The way you manage your life, including the finite amount of time you are blessed with each day, is largely a matter of habit.
We are creatures of habit - that is the way we deal with life.
Our habits - or learned behaviors - are the bedrock that keeps us on track. But unfortunately, there are times when our learned behaviors are keeping us on the wrong tracks.
When you read about good ideas to manage your time better, or to help you set and achieve goals, or to positively advance your life, what do you do?
Do you read about them, think 'Good idea!' and forget all about them?
Do you halfheartedly put them into action for a day or two and then forgetfully revert back to your old behaviors? And end up saying that the new idea was good, but didn't work for you?

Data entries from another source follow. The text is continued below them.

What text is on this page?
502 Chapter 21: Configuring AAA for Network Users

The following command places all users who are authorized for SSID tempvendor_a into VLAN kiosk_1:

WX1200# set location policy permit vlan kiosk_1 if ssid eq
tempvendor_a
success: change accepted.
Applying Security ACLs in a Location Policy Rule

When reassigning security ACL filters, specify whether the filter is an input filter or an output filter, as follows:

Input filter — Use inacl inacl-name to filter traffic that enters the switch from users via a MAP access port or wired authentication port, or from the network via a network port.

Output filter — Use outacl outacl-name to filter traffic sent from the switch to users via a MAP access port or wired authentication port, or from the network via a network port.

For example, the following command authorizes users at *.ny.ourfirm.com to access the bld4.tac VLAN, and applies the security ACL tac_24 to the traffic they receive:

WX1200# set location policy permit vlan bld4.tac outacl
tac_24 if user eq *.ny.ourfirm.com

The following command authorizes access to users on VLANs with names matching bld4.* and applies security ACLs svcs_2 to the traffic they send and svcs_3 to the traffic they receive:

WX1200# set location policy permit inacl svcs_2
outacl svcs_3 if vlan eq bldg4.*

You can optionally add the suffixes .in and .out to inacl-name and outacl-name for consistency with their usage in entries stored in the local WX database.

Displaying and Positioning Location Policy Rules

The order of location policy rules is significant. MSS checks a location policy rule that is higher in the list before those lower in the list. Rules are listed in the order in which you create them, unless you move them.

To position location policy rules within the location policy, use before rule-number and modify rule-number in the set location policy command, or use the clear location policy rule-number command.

Or do you actively embrace the idea, put systems in place to make it work in your life, become an evangelist for it, and over time incorporate it into your daily living?
I doubt if the latter applies very often!
And the reason boils down to habit. It is more comfortable, more habitual, to keep on keeping on than to make the real effort required to bring about real change in your life.
It takes three to four weeks to really create a new habit in your life. And those 3-4 weeks are hard work.
First you have to be sure that you really want this new habit - and that you're prepared to ditch the old one.
Then you have to build it into your life. By this I mean that you have to be on the lookout for all of your other behaviors that work to reinforce the old bad habit and find ways to modify them to the advantage of the new.
If possible, try to document your new behavior - write an entry in your diary, or tick a box on a form to show you've completed it each day.
Ask people around you to keep on reminding you.
Most of all, reward yourself. The more beneficial you can make your new habit RIGHT NOW the deeper and faster it will bed into your life.
In a few short weeks you will have changed.
Your new behavior will no longer be something you are learning - it will be something that you rely on.
The process of actively managing your life - whether that is the time allocation part of it or any other part - will have begun.